Swinburne, A.C.: Poems and Ballads (First Series).
Thomas, Donald: Swinburne: The Poet in his World, Weidenfield and Nicolson, 1979.
Wilson, Colin: Chapter 7 of The Misfits, Grafton, 1988.

Editions of Swinburne’s poetry can still be picked up fairly easily in second-hand bookshops [there is also a good selection – though missing “Anactoria” – in the Wordsworth series]; unearthing his novels and plays is somewhat more problematical, and is probably best pursued at a University library.

Author’s note: This article was first written in 1992 under the influence of Donald Thomas and I find it verbose and EngLitty today. (Tautology?
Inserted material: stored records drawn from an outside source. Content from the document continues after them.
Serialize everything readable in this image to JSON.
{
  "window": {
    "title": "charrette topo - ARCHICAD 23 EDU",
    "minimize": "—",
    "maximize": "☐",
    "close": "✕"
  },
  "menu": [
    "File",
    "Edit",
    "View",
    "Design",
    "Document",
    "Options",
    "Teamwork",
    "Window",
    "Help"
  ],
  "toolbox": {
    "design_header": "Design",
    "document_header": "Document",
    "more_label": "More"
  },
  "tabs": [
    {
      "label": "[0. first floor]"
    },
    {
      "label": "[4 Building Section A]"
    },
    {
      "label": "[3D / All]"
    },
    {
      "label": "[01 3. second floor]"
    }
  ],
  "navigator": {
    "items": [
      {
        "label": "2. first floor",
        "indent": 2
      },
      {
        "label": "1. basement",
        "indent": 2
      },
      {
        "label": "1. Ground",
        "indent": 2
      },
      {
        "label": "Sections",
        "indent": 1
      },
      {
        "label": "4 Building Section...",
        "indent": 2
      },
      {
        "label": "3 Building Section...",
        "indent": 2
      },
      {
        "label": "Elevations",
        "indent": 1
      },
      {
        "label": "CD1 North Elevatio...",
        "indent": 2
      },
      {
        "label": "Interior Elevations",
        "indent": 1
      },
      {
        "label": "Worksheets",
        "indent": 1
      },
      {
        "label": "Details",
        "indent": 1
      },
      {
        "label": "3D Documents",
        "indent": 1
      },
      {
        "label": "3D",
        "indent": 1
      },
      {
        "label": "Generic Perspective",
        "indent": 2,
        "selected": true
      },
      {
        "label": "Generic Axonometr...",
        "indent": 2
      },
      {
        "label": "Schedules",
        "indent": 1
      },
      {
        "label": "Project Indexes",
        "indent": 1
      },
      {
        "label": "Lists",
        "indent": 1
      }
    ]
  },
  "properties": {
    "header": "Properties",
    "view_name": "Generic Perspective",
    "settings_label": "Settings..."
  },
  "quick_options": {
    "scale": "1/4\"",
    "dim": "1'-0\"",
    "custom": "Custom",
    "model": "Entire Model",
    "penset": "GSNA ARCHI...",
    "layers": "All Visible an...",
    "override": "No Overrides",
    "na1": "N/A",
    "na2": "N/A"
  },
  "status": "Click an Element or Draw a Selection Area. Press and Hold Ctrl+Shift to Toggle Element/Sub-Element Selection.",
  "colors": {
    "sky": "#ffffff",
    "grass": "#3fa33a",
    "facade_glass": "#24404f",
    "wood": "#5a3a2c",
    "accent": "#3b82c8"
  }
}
Yes.) I also disagree with its arguments and conclusions, so I’ll be writing another article on Swinburne, under the influence of William B. Ober this time [oh no I won’t].


NOTES

1. “Anactoria”

2. Colin Wilson (see bibliography) describes it as “...a huge aureole of red-gold..”, and a contemporary of the poet’s at Eton as “...unmistakable, unpoetic carrots”.

3. “Dolores”, lines 65-72.

4. There are numerous examples in this book, a catalog, with quotations, of Ashbee’s voluminous collection of pornography.

5. See “Sonnet for a Picture” and “Nephelidia”.

6. For a fascinating, and highly persuasive, treatment of this topic, see the article listed in the bibliography under Ober, William B.

7. I was wrong to use this example: “sleep” and “slumber” have quite different connotations and the verses are meaningful.

8. “Faustina, the wife of Antonius Pius, rendered herself infamous by her debaucheries [...]”, Lemprière’s Classical Dictionary: a critic would later condemn Swinburne’s “Poems and Ballads” for the abundant evidences the book offered of “...a mind all aflame with the feverish carnality of a schoolboy over the dirtiest passages in Lemprière..”, and the Dictionary can still be heartily recommended to anyone who prefers his prurience with a classical seasoning.

9. Even this affliction was subsumed into his sadomasochism, however, for he claimed that it was the means by which a super-Sadean divine principle was torturing him for his opposition to It.

10. “A Song in the Time of Order”.

11. Fingers crossed.

12. “Dolores”, lines 9-12: the virgin possessor of seven sorrows is the Virgin Mary.

13. Chapter 2; pg. 50 of the 1984 edition of the Penguin paperback.

14. What another devotee of this form of sex, Aleister Crowley, was wont to describe as intercourse per vas nefandum (“through the unspeakable vessel”); more bluntly, “buggery”, which word is derived from the Old French “bougre”, meaning, ultimately, “Bulgarian”.

 15. “A multitudinous monotone, Of dust and flower and seed and stone”. Lines 121-2 of “On the Downs”.

16. The closing lines of “The Garden of Prosperine”.